How to Call an Extension Number: A Complete Guide

Dialing an extension number trips up more people than you'd expect — not because it's complicated, but because the process varies depending on your device, carrier, and the phone system on the other end. Here's exactly how it works and what affects the experience.

What Is a Phone Extension?

A phone extension is a short internal number assigned to a specific line within a larger phone system. When a business has one main phone number but dozens of employees, extensions let callers route to the right person or department without needing a separate public number for each.

Extensions are typically 2–5 digits long and exist inside a PBX (Private Branch Exchange) or VoIP (Voice over Internet Protocol) system. From the outside, you dial the main number first — the extension is a second step.

The Basic Method: Dial, Wait, Enter

The most straightforward approach:

  1. Dial the main number and let it connect.
  2. Listen to the automated attendant (or receptionist).
  3. Enter the extension when prompted — usually by pressing the digits on your keypad.

This works on virtually any phone — mobile, landline, or VoIP softphone. No special settings required.

How to Dial an Extension Automatically 📞

If you call the same extension frequently, most phones let you build the extension directly into the dialed number so you don't have to enter it manually each time.

On a Smartphone (iOS and Android)

Both platforms support pause characters that insert a brief wait before sending the extension digits:

  • Comma (,) — inserts a 2-second pause. You can stack multiple commas for longer waits.
  • Semicolon (;) — on some Android devices, this triggers a manual prompt, asking you to confirm before sending the extension.

How to add a pause on iPhone:

  1. Type the main number.
  2. Press and hold the * key until a comma appears.
  3. Type the extension digits after the comma.

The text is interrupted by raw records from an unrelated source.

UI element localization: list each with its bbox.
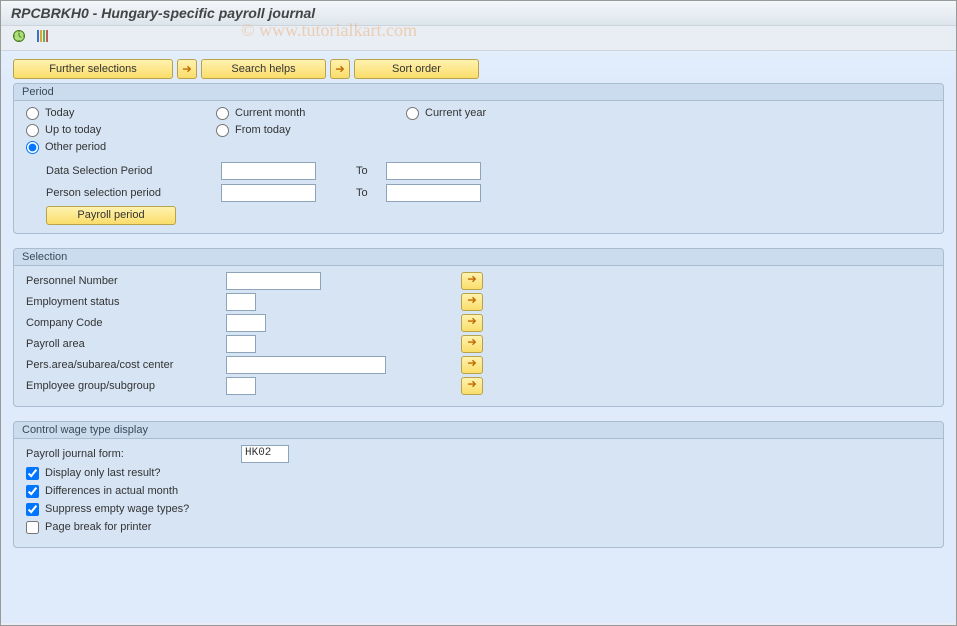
payroll-journal-form-label: Payroll journal form: — [26, 448, 241, 460]
window-title: RPCBRKH0 - Hungary-specific payroll jour… — [1, 1, 956, 26]
selection-row: Company Code — [26, 314, 931, 332]
multiple-selection-button[interactable] — [461, 293, 483, 311]
selection-row-label: Employment status — [26, 296, 226, 308]
checkbox[interactable] — [26, 503, 39, 516]
checkbox[interactable] — [26, 521, 39, 534]
radio-up-to-today-label: Up to today — [45, 124, 101, 136]
radio-other-period[interactable]: Other period — [26, 141, 216, 154]
sort-order-label: Sort order — [392, 63, 441, 75]
multiple-selection-button[interactable] — [461, 335, 483, 353]
person-sel-period-to-input[interactable] — [386, 184, 481, 202]
selection-row-label: Company Code — [26, 317, 226, 329]
control-group-title: Control wage type display — [14, 422, 943, 439]
selection-row-input[interactable] — [226, 272, 321, 290]
search-helps-arrow-button[interactable] — [177, 59, 197, 79]
selection-row-label: Pers.area/subarea/cost center — [26, 359, 226, 371]
selection-row-input[interactable] — [226, 293, 256, 311]
checkbox-label: Display only last result? — [45, 467, 161, 479]
selection-row-label: Personnel Number — [26, 275, 226, 287]
multiple-selection-button[interactable] — [461, 314, 483, 332]
to-label-1: To — [356, 165, 386, 177]
payroll-journal-form-value[interactable]: HK02 — [241, 445, 289, 463]
selection-row: Employee group/subgroup — [26, 377, 931, 395]
checkbox-row[interactable]: Display only last result? — [26, 467, 931, 480]
data-sel-period-to-input[interactable] — [386, 162, 481, 180]
selection-toolbar: Further selections Search helps Sort ord… — [9, 59, 948, 79]
sort-order-button[interactable]: Sort order — [354, 59, 479, 79]
to-label-2: To — [356, 187, 386, 199]
person-sel-period-label: Person selection period — [26, 187, 221, 199]
checkbox[interactable] — [26, 485, 39, 498]
period-group-title: Period — [14, 84, 943, 101]
selection-row: Employment status — [26, 293, 931, 311]
further-selections-label: Further selections — [49, 63, 136, 75]
checkbox-label: Differences in actual month — [45, 485, 178, 497]
radio-current-year[interactable]: Current year — [406, 107, 596, 120]
checkbox[interactable] — [26, 467, 39, 480]
selection-row: Payroll area — [26, 335, 931, 353]
checkbox-label: Suppress empty wage types? — [45, 503, 189, 515]
selection-row-input[interactable] — [226, 335, 256, 353]
checkbox-row[interactable]: Differences in actual month — [26, 485, 931, 498]
icon-toolbar: © www.tutorialkart.com — [1, 26, 956, 51]
radio-from-today[interactable]: From today — [216, 124, 406, 137]
further-selections-button[interactable]: Further selections — [13, 59, 173, 79]
data-sel-period-from-input[interactable] — [221, 162, 316, 180]
data-sel-period-label: Data Selection Period — [26, 165, 221, 177]
checkbox-row[interactable]: Page break for printer — [26, 521, 931, 534]
selection-row-label: Employee group/subgroup — [26, 380, 226, 392]
selection-row-input[interactable] — [226, 314, 266, 332]
selection-row: Personnel Number — [26, 272, 931, 290]
search-helps-label: Search helps — [231, 63, 295, 75]
selection-row: Pers.area/subarea/cost center — [26, 356, 931, 374]
radio-other-period-label: Other period — [45, 141, 106, 153]
selection-row-input[interactable] — [226, 377, 256, 395]
checkbox-row[interactable]: Suppress empty wage types? — [26, 503, 931, 516]
title-text: RPCBRKH0 - Hungary-specific payroll jour… — [11, 5, 315, 21]
sort-order-arrow-button[interactable] — [330, 59, 350, 79]
window: RPCBRKH0 - Hungary-specific payroll jour… — [0, 0, 957, 626]
selection-row-label: Payroll area — [26, 338, 226, 350]
variant-icon[interactable] — [32, 28, 52, 46]
selection-row-input[interactable] — [226, 356, 386, 374]
person-sel-period-from-input[interactable] — [221, 184, 316, 202]
selection-group-title: Selection — [14, 249, 943, 266]
multiple-selection-button[interactable] — [461, 356, 483, 374]
selection-group: Selection Personnel Number Employment sta… — [13, 248, 944, 407]
checkbox-label: Page break for printer — [45, 521, 151, 533]
payroll-period-button[interactable]: Payroll period — [46, 206, 176, 225]
radio-up-to-today[interactable]: Up to today — [26, 124, 216, 137]
multiple-selection-button[interactable] — [461, 272, 483, 290]
period-group: Period Today Current month Current year … — [13, 83, 944, 234]
payroll-period-label: Payroll period — [77, 209, 144, 221]
radio-today[interactable]: Today — [26, 107, 216, 120]
radio-today-label: Today — [45, 107, 74, 119]
control-group: Control wage type display Payroll journa… — [13, 421, 944, 548]
radio-current-year-label: Current year — [425, 107, 486, 119]
multiple-selection-button[interactable] — [461, 377, 483, 395]
execute-icon[interactable] — [9, 28, 29, 46]
radio-current-month[interactable]: Current month — [216, 107, 406, 120]
search-helps-button[interactable]: Search helps — [201, 59, 326, 79]
radio-current-month-label: Current month — [235, 107, 305, 119]
content-area: Further selections Search helps Sort ord… — [1, 51, 956, 623]
radio-from-today-label: From today — [235, 124, 291, 136]
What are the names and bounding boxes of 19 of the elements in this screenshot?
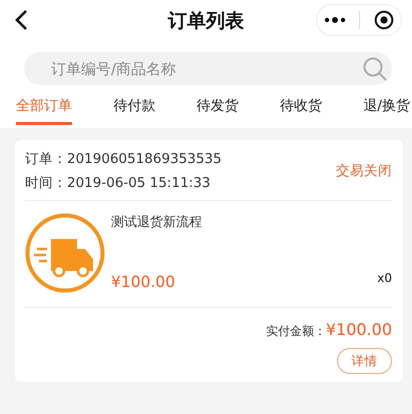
tab[interactable]: 待收货 [280,95,322,125]
tab[interactable]: 待发货 [196,95,239,125]
page-title: 订单列表 [168,9,244,34]
more-icon[interactable] [324,17,346,23]
close-icon[interactable] [374,10,394,30]
order-number: 订单：201906051869353535 [25,150,222,168]
order-time: 时间：2019-06-05 15:11:33 [25,174,212,192]
total-amount: ¥100.00 [326,320,392,339]
product-name: 测试退货新流程 [111,214,202,231]
total-label: 实付金额： [266,323,326,340]
capsule-menu[interactable] [316,4,402,36]
order-status: 交易关闭 [336,162,392,180]
search-field[interactable]: 订单编号/商品名称 [0,40,412,85]
tab[interactable]: 待付款 [113,95,156,125]
product-quantity: x0 [377,271,392,285]
back-icon[interactable] [14,9,28,31]
truck-icon [25,213,105,293]
tab[interactable]: 退/换货 [363,95,410,125]
product-price: ¥100.00 [111,273,176,291]
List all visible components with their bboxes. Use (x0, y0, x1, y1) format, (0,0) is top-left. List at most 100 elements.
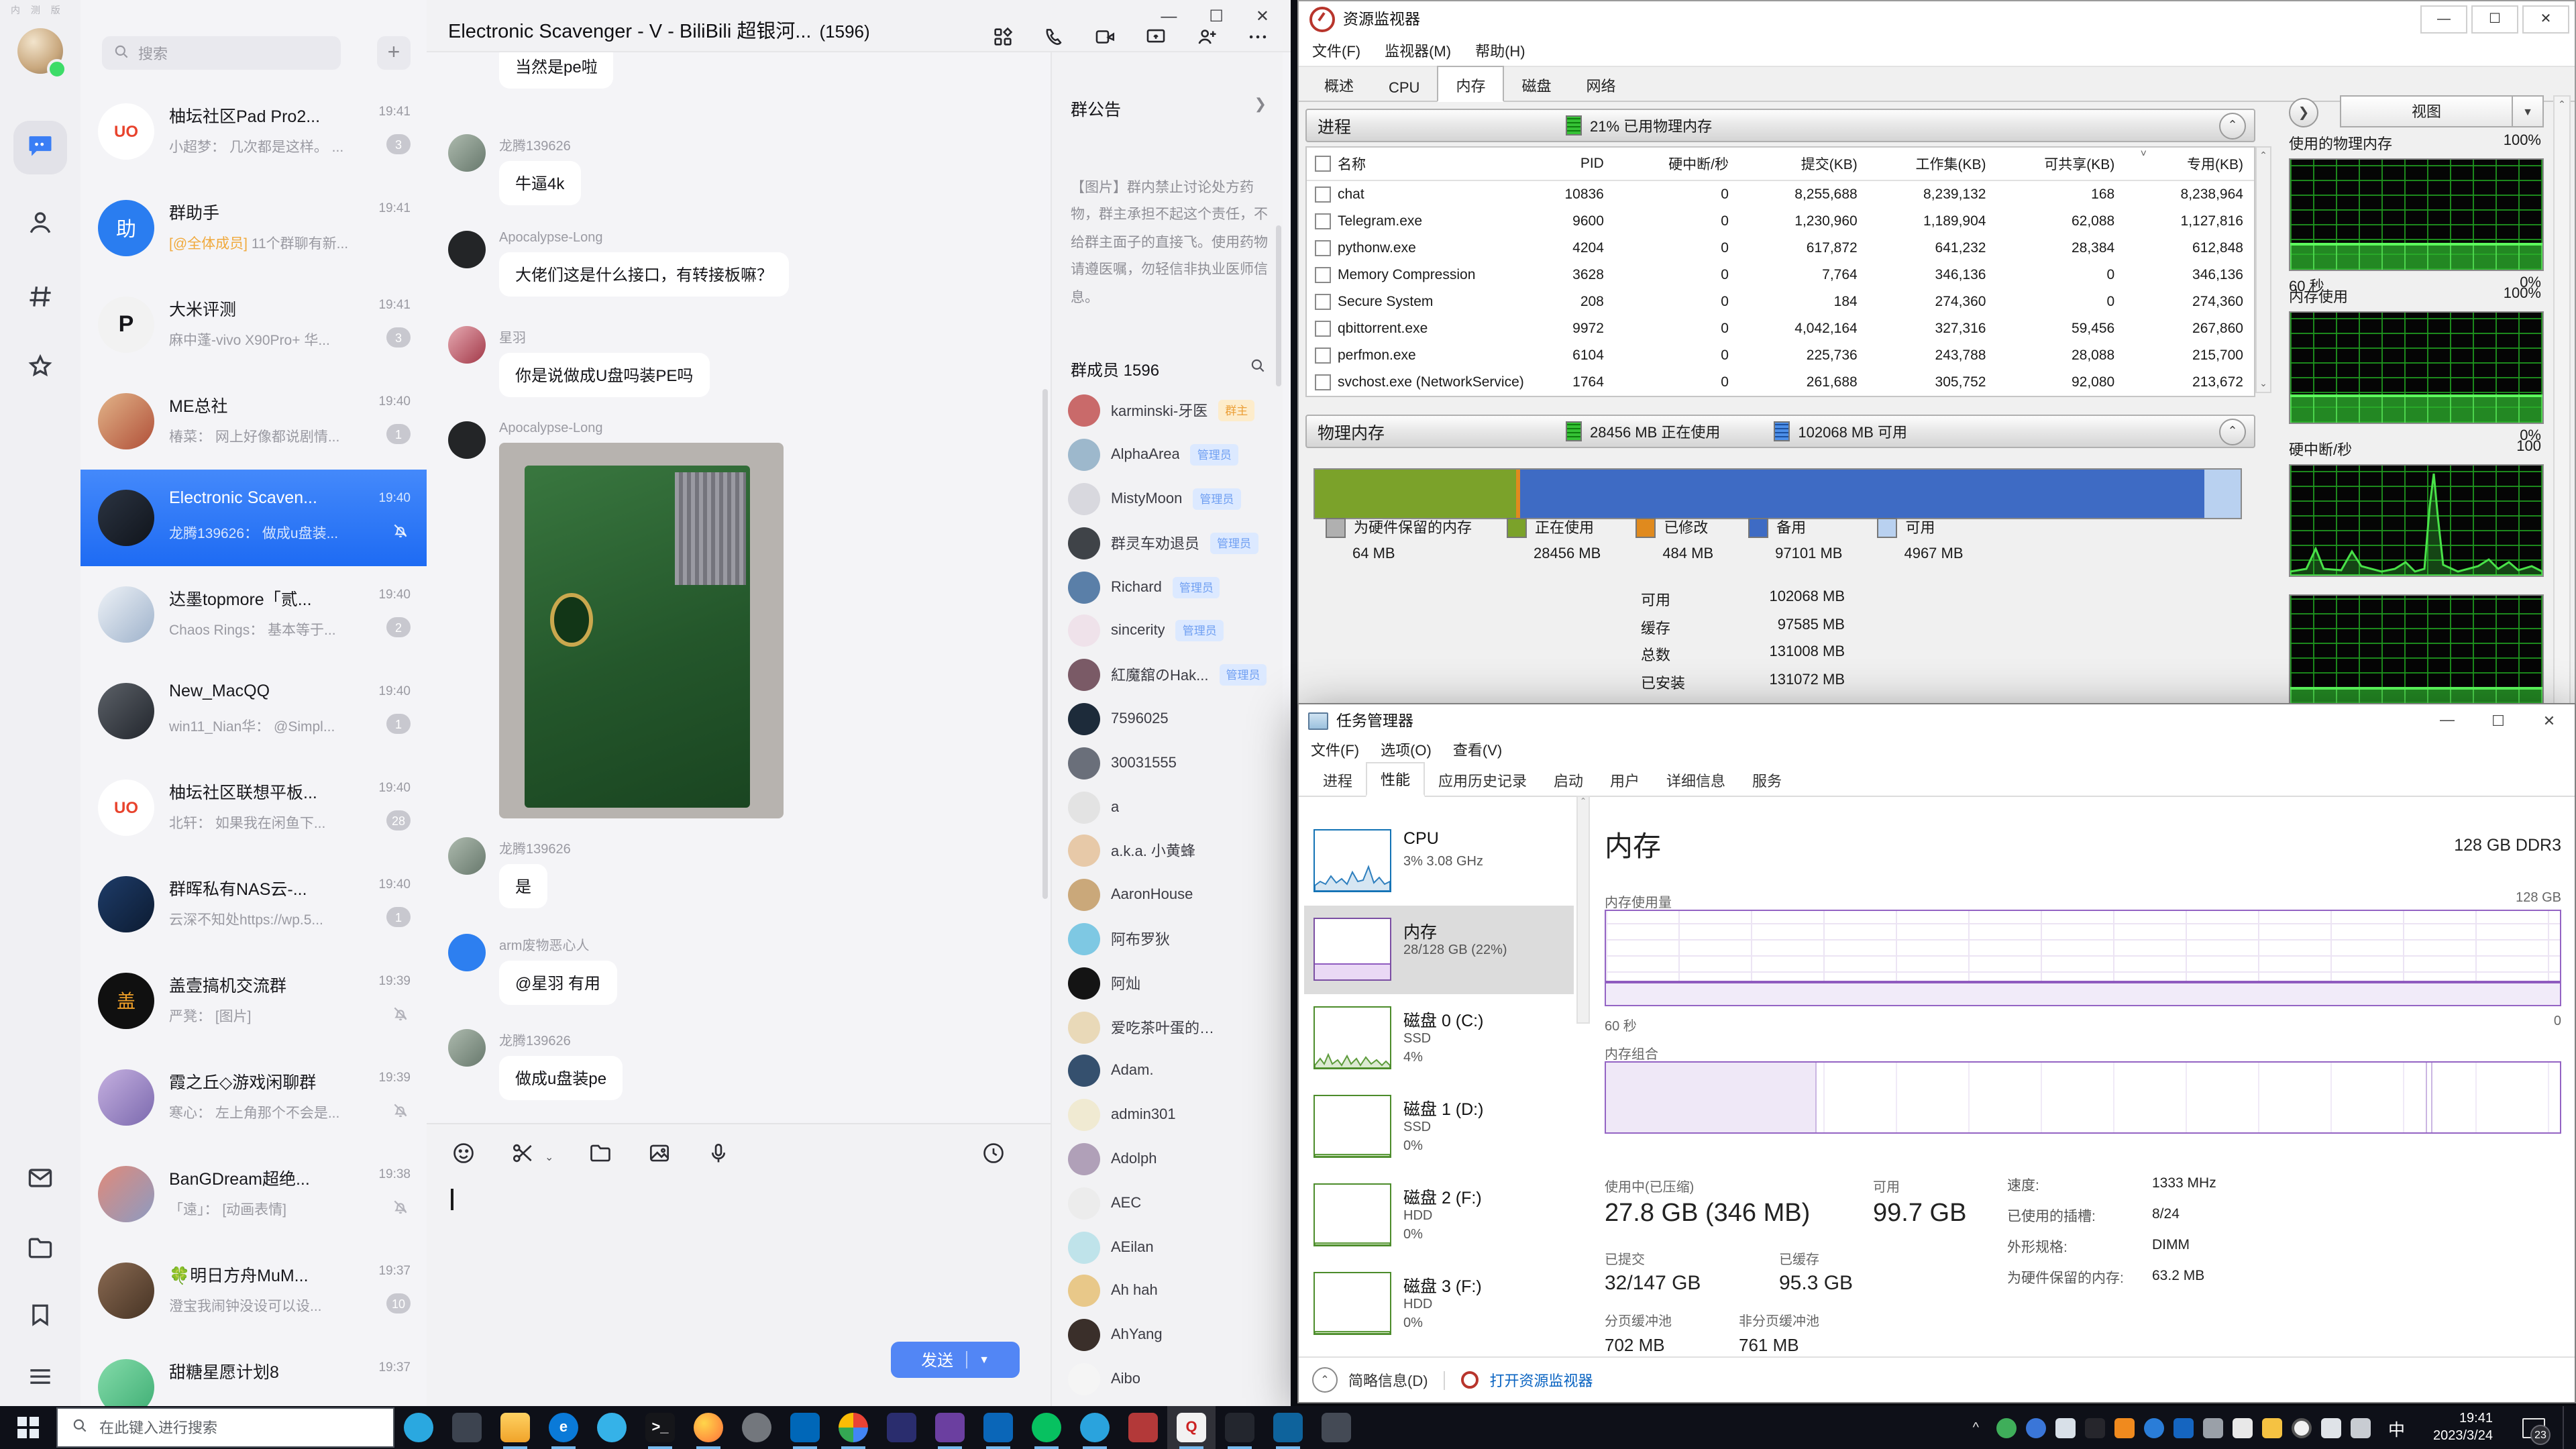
history-clock-icon[interactable] (981, 1140, 1006, 1173)
taskbar-app-button[interactable] (926, 1406, 974, 1449)
process-row[interactable]: svchost.exe (NetworkService) 1764 0 261,… (1307, 369, 2254, 396)
tray-icon[interactable] (2262, 1417, 2282, 1438)
start-button[interactable] (0, 1406, 56, 1449)
nav-collections-button[interactable] (13, 1291, 67, 1344)
scissors-dropdown-chevron[interactable]: ⌄ (545, 1150, 553, 1163)
menu-item[interactable]: 监视器(M) (1385, 40, 1451, 62)
member-row[interactable]: Richard 管理员 (1052, 565, 1283, 609)
pcb-photo[interactable] (499, 443, 784, 818)
checkbox[interactable] (1315, 213, 1331, 229)
taskmgr-tab[interactable]: 服务 (1739, 765, 1795, 796)
search-input[interactable]: 搜索 (102, 36, 341, 70)
show-desktop-button[interactable] (2563, 1406, 2571, 1449)
tray-icon[interactable] (2351, 1417, 2371, 1438)
expand-panel-icon[interactable]: ❯ (2289, 98, 2318, 127)
taskbar-app-button[interactable] (1264, 1406, 1312, 1449)
conversation-item[interactable]: New_MacQQ 19:40 win11_Nian华： @Simpl... 1 (80, 663, 427, 759)
checkbox[interactable] (1315, 240, 1331, 256)
close-button[interactable]: ✕ (2522, 5, 2569, 33)
checkbox[interactable] (1315, 267, 1331, 283)
tray-icon[interactable] (1996, 1417, 2017, 1438)
add-chat-button[interactable]: + (377, 36, 411, 70)
tray-icon[interactable] (2026, 1417, 2046, 1438)
checkbox[interactable] (1315, 186, 1331, 203)
member-row[interactable]: 阿布罗狄 (1052, 917, 1283, 961)
avatar[interactable] (448, 326, 486, 364)
message-bubble[interactable]: 做成u盘装pe (499, 1056, 623, 1100)
ime-indicator[interactable]: 中 (2383, 1415, 2410, 1440)
process-section-header[interactable]: 进程 21% 已用物理内存 ⌃ (1305, 109, 2255, 142)
member-row[interactable]: sincerity 管理员 (1052, 609, 1283, 653)
conversation-item[interactable]: Electronic Scaven... 19:40 龙腾139626： 做成u… (80, 470, 427, 566)
video-call-icon[interactable] (1093, 25, 1116, 55)
menu-item[interactable]: 帮助(H) (1475, 40, 1525, 62)
checkbox[interactable] (1315, 321, 1331, 337)
taskbar-app-button[interactable] (684, 1406, 733, 1449)
conversation-item[interactable]: 助 群助手 19:41 [@全体成员] 11个群聊有新... (80, 180, 427, 276)
tray-icon[interactable] (2174, 1417, 2194, 1438)
nav-contacts-button[interactable] (13, 199, 67, 252)
tray-icon[interactable] (2233, 1417, 2253, 1438)
screen-share-icon[interactable] (1144, 25, 1167, 55)
member-row[interactable]: a (1052, 785, 1283, 829)
taskmgr-tab[interactable]: 性能 (1366, 762, 1425, 797)
sidebar-item-disk2[interactable]: 磁盘 2 (F:) HDD 0% (1304, 1171, 1574, 1260)
avatar[interactable] (448, 934, 486, 971)
column-working-set[interactable]: 工作集(KB) (1868, 154, 1997, 174)
taskmgr-tab[interactable]: 进程 (1309, 765, 1366, 796)
message-bubble[interactable]: 当然是pe啦 (499, 51, 614, 89)
collapse-circle-icon[interactable]: ⌃ (1312, 1367, 1338, 1393)
member-row[interactable]: Adam. (1052, 1049, 1283, 1093)
message-bubble[interactable]: 大佬们这是什么接口，有转接板嘛？ (499, 252, 789, 297)
process-row[interactable]: perfmon.exe 6104 0 225,736 243,788 28,08… (1307, 342, 2254, 369)
column-hard-interrupts[interactable]: 硬中断/秒 (1615, 154, 1739, 174)
process-row[interactable]: Secure System 208 0 184 274,360 0 274,36… (1307, 288, 2254, 315)
taskbar-app-button[interactable] (829, 1406, 877, 1449)
member-row[interactable]: AhYang (1052, 1313, 1283, 1357)
process-row[interactable]: qbittorrent.exe 9972 0 4,042,164 327,316… (1307, 315, 2254, 342)
close-button[interactable]: ✕ (1256, 7, 1269, 25)
physical-memory-section-header[interactable]: 物理内存 28456 MB 正在使用 102068 MB 可用 ⌃ (1305, 415, 2255, 448)
conversation-item[interactable]: 盖 盖壹搞机交流群 19:39 严凳： [图片] (80, 953, 427, 1049)
sidebar-scrollbar[interactable]: ⌃ (1576, 796, 1590, 1024)
nav-mail-button[interactable] (13, 1154, 67, 1208)
resmon-tab[interactable]: 概述 (1307, 70, 1371, 101)
conversation-item[interactable]: 🍀明日方舟MuM... 19:37 澄宝我闹钟没设可以设... 10 (80, 1242, 427, 1339)
minimize-button[interactable]: — (1161, 7, 1177, 25)
taskbar-app-button[interactable] (1022, 1406, 1071, 1449)
taskbar-clock[interactable]: 19:41 2023/3/24 (2422, 1409, 2504, 1446)
member-search-icon[interactable] (1249, 357, 1267, 381)
send-button[interactable]: 发送 ▼ (891, 1342, 1020, 1378)
conversation-item[interactable]: 霞之丘◇游戏闲聊群 19:39 寒心： 左上角那个不会是... (80, 1049, 427, 1146)
column-private[interactable]: ˅专用(KB) (2125, 154, 2254, 174)
sidebar-item-disk0[interactable]: 磁盘 0 (C:) SSD 4% (1304, 994, 1574, 1083)
taskbar-app-button[interactable] (877, 1406, 926, 1449)
taskbar-app-button[interactable] (781, 1406, 829, 1449)
more-icon[interactable] (1246, 25, 1269, 55)
member-row[interactable]: AEilan (1052, 1225, 1283, 1269)
tray-icon[interactable] (2055, 1417, 2076, 1438)
summary-view-toggle[interactable]: 简略信息(D) (1348, 1369, 1428, 1391)
taskbar-app-button[interactable] (1216, 1406, 1264, 1449)
member-row[interactable]: AaronHouse (1052, 873, 1283, 918)
column-pid[interactable]: PID (1543, 156, 1615, 172)
nav-channels-button[interactable] (13, 272, 67, 326)
group-apps-icon[interactable] (991, 25, 1014, 55)
member-row[interactable]: 爱吃茶叶蛋的茶猫 (1052, 1005, 1283, 1049)
taskmgr-tab[interactable]: 启动 (1540, 765, 1597, 796)
avatar[interactable] (448, 837, 486, 875)
sidebar-item-cpu[interactable]: CPU 3% 3.08 GHz (1304, 817, 1574, 906)
sidebar-item-disk1[interactable]: 磁盘 1 (D:) SSD 0% (1304, 1083, 1574, 1171)
taskbar-search-input[interactable]: 在此键入进行搜索 (56, 1407, 394, 1448)
taskbar-app-button[interactable] (491, 1406, 539, 1449)
member-row[interactable]: Adolph (1052, 1137, 1283, 1181)
checkbox[interactable] (1315, 294, 1331, 310)
avatar[interactable] (448, 1029, 486, 1067)
process-table-scrollbar[interactable]: ⌃⌄ (2255, 146, 2271, 393)
taskbar-app-button[interactable] (394, 1406, 443, 1449)
minimize-button[interactable]: — (2422, 704, 2473, 737)
taskbar-app-button[interactable] (443, 1406, 491, 1449)
tray-expand-chevron[interactable]: ^ (1968, 1420, 1984, 1435)
sidebar-item-disk3[interactable]: 磁盘 3 (F:) HDD 0% (1304, 1260, 1574, 1348)
member-row[interactable]: Aibo (1052, 1357, 1283, 1401)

Example: +1 800 555 0100,204

How to add a pause on Android:

  1. Type the main number in the dialer.
  2. Tap the three-dot menu or press and hold * or # (varies by manufacturer).
  3. Select "Add pause" or "Add wait."
  4. Type the extension.

Saving Extensions in Contacts

You can store the full dialing string — including pauses and the extension — in a contact entry. This means future calls automatically handle the extension without any manual input. Most contact apps on iOS, Android, and desktop email clients (like Outlook or Google Contacts) support this format natively.

Why the Timing Matters

The pause length between the main number connecting and the extension being sent is where things go wrong most often. Here's why:

System TypeTypical Answer TimeRecommended Pauses
Simple auto-attendant2–4 seconds1–2 commas
Multi-layer IVR menu5–10 seconds3–5 commas
Human receptionistUnpredictableManual entry preferred
Direct VoIP lineNear-instant1 comma usually sufficient

If your extension attempt fails — the call drops, goes to voicemail, or plays an error — the most common fix is adding more pause characters before the extension digits.

Extension Formats Vary by System

Not all phone systems use the same input method. Some require:

  • A # or * prefix before the extension (e.g., pressing # then 204)
  • Navigating an IVR menu first (press 1 for sales, then enter extension)
  • Speaking the extension aloud if the system uses voice recognition

When calling a business for the first time, it's worth listening to the auto-attendant fully before assuming direct extension entry is supported. Many modern systems announce the format explicitly — "To reach your party's extension, press it now" — which removes the guesswork.

VoIP and Business Phone Apps 🖥️

If you're calling through a VoIP platform — such as Microsoft Teams, Zoom Phone, Google Voice, or RingCentral — extension dialing often works differently:

  • Internal extensions within the same organization can often be dialed directly, without the main number prefix.
  • External calls to other businesses still follow the standard pause-based method.
  • Some platforms have a directory search feature that lets you find a colleague by name and call their extension without knowing the number.

The behavior depends heavily on how your organization's phone system is configured, which is typically managed by an IT administrator rather than individual users.

When You're Calling From a Landline

Traditional landlines support manual extension entry perfectly well — dial the main number, wait for the prompt, press the digits. However, automated pause-based dialing isn't available on most basic desk phones unless they support programmable speed-dial entries with pause characters built in. Higher-end office phones (particularly those running on a PBX or VoIP system) often do support this through their contact/directory features.

The Variables That Change Your Experience

Whether dialing an extension is seamless or frustrating depends on several factors:

  • The destination phone system — how quickly it answers and what input it expects
  • Your device and platform — smartphone, desk phone, softphone app, or web-based dialer
  • Call routing complexity — a simple direct extension vs. a multi-level IVR
  • Network conditions — on VoIP calls, latency can cause premature or delayed extension input
  • How the contact is stored — whether the pause timing in a saved contact was calibrated for that specific system

A method that works perfectly for calling one company's extension may need adjustment for another, simply because their phone systems handle incoming digits differently. Your own combination of device, call type, and destination system is ultimately what determines which approach works best.